The genesis of the software industry to stream processing is well underway. Open source systems like Kafka handle huge throughputs with surprisingly few resources, and aid heavily in decomposing monoliths into micro-services.

When developers and engineers first step into this world of stream processing, though, there can be some uncertainty: How do you create succinct, resilient, and performant components of this system? How do they come together to form the larger system? How do you get answers without querying a database?

Reducers answer these questions.

Reducers provide a simple, performant, and fault tolerant strategy for any log processing system.

What is a reducer? At its simplest, a reducer is a function that accepts an item (of a sequence) and a state, and produces a new state. It’s the function you pass to list.reduce(). It is a simple, but very powerful perspective on stream processing.

In [1]: def reducer(state, item):
   ...:     return [item] + state # reverse!
   ...:
In [2]: reduce(reducer, [0, 1, 2, 3], [])
Out[2]: [3, 2, 1, 0]

Since every reducer has an explicit and limited scope, it can be safely partitioned, allowing your stream processors to scale horizontally. Also, dealing with failure is easy: reducers handle input incrementally, and contain limited but easily recreated state. Kafka will handle resending un-acked messages when a reducer disappears and is subsequently reconstructed. And best of all - they are dirt simple: “do this when you are created, then do this when ever you get something."

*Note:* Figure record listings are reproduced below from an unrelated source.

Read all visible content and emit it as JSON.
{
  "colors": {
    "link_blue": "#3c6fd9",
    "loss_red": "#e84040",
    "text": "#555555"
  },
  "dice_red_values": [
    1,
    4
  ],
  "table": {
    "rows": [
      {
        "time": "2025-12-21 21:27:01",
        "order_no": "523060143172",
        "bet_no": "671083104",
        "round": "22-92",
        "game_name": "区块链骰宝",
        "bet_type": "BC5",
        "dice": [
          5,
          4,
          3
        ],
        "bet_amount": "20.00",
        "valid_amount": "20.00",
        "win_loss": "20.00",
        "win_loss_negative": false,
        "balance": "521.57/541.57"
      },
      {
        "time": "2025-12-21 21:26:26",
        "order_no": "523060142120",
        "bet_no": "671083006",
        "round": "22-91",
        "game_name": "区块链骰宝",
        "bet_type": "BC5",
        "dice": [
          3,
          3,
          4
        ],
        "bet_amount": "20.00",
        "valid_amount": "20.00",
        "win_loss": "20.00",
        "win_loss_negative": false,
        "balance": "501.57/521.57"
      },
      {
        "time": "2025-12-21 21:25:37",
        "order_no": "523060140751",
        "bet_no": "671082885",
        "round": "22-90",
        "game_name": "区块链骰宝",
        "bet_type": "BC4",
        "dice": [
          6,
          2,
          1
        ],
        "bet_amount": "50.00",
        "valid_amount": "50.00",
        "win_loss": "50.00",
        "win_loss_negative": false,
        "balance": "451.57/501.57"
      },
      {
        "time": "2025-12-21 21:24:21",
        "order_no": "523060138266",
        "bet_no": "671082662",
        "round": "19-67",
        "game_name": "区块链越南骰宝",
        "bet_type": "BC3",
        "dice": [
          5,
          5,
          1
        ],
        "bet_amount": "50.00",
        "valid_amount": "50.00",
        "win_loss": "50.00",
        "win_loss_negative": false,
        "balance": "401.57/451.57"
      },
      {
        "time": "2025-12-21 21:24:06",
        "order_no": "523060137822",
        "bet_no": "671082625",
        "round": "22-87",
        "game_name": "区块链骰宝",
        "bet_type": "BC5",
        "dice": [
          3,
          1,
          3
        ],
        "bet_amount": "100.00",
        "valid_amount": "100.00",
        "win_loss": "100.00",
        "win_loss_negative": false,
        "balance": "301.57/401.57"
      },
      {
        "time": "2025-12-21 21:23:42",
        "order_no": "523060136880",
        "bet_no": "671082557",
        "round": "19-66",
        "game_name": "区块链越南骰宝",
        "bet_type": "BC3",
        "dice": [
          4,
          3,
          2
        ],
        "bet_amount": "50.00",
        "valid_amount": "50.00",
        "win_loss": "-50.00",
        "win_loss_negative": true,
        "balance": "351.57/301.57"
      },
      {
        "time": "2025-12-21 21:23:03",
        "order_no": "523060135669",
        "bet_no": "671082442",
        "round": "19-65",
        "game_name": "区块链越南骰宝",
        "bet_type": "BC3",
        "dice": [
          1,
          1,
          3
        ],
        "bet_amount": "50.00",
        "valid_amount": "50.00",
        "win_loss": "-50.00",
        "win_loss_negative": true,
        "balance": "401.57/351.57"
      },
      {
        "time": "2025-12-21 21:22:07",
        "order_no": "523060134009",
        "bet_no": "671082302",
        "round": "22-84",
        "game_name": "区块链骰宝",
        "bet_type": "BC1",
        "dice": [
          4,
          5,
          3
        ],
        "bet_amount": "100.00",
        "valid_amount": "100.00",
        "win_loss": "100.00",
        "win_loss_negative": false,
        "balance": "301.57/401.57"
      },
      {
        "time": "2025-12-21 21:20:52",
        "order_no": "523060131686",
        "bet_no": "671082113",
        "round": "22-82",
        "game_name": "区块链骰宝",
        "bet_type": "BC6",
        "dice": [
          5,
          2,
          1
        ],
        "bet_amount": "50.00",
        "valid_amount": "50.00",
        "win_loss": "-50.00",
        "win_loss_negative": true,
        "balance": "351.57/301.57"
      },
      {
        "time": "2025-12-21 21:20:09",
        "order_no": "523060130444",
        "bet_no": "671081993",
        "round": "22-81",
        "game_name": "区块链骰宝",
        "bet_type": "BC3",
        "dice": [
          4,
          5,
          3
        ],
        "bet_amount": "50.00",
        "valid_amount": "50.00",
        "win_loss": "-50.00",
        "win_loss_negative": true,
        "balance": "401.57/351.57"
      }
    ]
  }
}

A diagram showing fold/reduce, thanks to Wikimedia

As an example, let’s take a component that must efficiently add data to a stream - adding organization ID to events emitted from an app. Traditionally, you might be tempted to do a memoized query to your database for each event you receive - and this is mostly fine, but what about when an app changes orgs? How are the event handlers notified? Is the database used as the central notifier of this change? If so, our caching works against us.

Stream processing shines here: simply build a map from app ID to organization ID when the reducer is constructed, and listen for new events and apps (and app changes) and keep the map updated - Kafka will handle distributing app changes to all interested parties.

def org_labler(app_org_ids, message):
    if message['type'] == 'app':
        app_org_ids[message['app_id']] = message['org_id']
    elif message['type'] == 'event':
        message['org_id'] = app_org_ids[message['app_id']]
        emit('event-orgd', message)
    return app_org_ids

def fetch_app_org_map():
    apps = db.apps.get()
    return {app['app_id']: app['org_id'] for app in apps}

app_event_stream = Stream(configs).subscribe(['app', 'event'])
app_event_stream.reduce(org_labler, fetch_app_org_map())

In a scant 14 lines, we’ve defined a simple and scalable solution for our problem. Making changes is easy also - want to listen for another piece of data to be added? Simply subscribe to it and add it to the persisted state object. Some things may be difficult in this model, but this usually helps stop you from shooting yourself in the foot with a complex or non-scalable solution.

Generally, reducers allow you to build large, simple topic networks that are easy to update. Know about other effective stream processing patterns? I’d love to hear about them!